The European Commission has stated that aligning national animal welfare legislation with EU law is a prerequisite for EU membership. Many international animal welfare organisations cite Bosnia as one of the countries with the most instances of horrific animal cruelty and suffering and thus membership should not be obtained by Bosnia until radical changes are made regarding animal welfare.
A number of MEPs have raised and continue to raise the issue about the need for countries seeking to acquire EU membership to demonstrate standards of animal care, and thus it is mandatory that conditions at shelters in Bosnia Herzegovina are drastically improved and that humane stray dog control systems are implemented throughout the country.

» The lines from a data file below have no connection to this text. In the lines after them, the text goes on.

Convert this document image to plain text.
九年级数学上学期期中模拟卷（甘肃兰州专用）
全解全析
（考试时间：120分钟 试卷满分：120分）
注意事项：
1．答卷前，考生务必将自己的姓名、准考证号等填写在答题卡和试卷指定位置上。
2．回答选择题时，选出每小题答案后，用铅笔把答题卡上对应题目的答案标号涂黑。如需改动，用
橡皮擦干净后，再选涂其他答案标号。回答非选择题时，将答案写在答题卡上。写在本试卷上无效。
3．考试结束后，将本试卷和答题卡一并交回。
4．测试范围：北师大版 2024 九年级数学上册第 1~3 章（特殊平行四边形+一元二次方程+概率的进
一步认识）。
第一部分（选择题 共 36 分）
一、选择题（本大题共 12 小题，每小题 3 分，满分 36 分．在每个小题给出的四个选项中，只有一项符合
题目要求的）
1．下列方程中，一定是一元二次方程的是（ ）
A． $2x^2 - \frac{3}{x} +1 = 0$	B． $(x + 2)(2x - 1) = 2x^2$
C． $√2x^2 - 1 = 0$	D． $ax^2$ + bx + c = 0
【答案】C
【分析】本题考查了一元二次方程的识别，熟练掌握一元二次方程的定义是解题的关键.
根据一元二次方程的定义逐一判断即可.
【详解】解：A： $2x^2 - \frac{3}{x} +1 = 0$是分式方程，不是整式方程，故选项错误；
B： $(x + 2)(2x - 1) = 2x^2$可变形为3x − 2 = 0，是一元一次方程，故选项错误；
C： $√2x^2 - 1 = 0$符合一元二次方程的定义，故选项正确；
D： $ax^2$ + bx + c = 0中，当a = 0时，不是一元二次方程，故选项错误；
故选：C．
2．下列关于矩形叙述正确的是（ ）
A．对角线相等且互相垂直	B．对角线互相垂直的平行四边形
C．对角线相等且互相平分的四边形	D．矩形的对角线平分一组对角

Also, and with deep respect to the Bosnian Parliament, a significant body of evidence now exists to show that exposure to animal abuse impacts on children's psychological health (http://makingthelink.wix.com/a-time-for-change#!project-partners/ci4f) and as the Bosnian Parliament is aware, whereas any strategy affecting homeless animals is not within the EU remit of responsibility, under the Treaty of Lisbon, the EU has a Duty of Care to protect human health. Licensing slaughter on the streets will expose children to health affecting stimuli and would be inconsistent with EU policies. One would expect Bosnia to postpone application for EU Membership until the last animal is killed.
We urge the EU to please remind the Bosnian Government of their obligations to comply with EU-standards on animal welfare, including the humane control of stray animal populations, and to tell them to immediately drop the idea of killing all homeless animals two weeks after captures.
Thank you very much, in advance, for the time taken to read our message, and for taken the necessary measures regarding the matter that we have raised.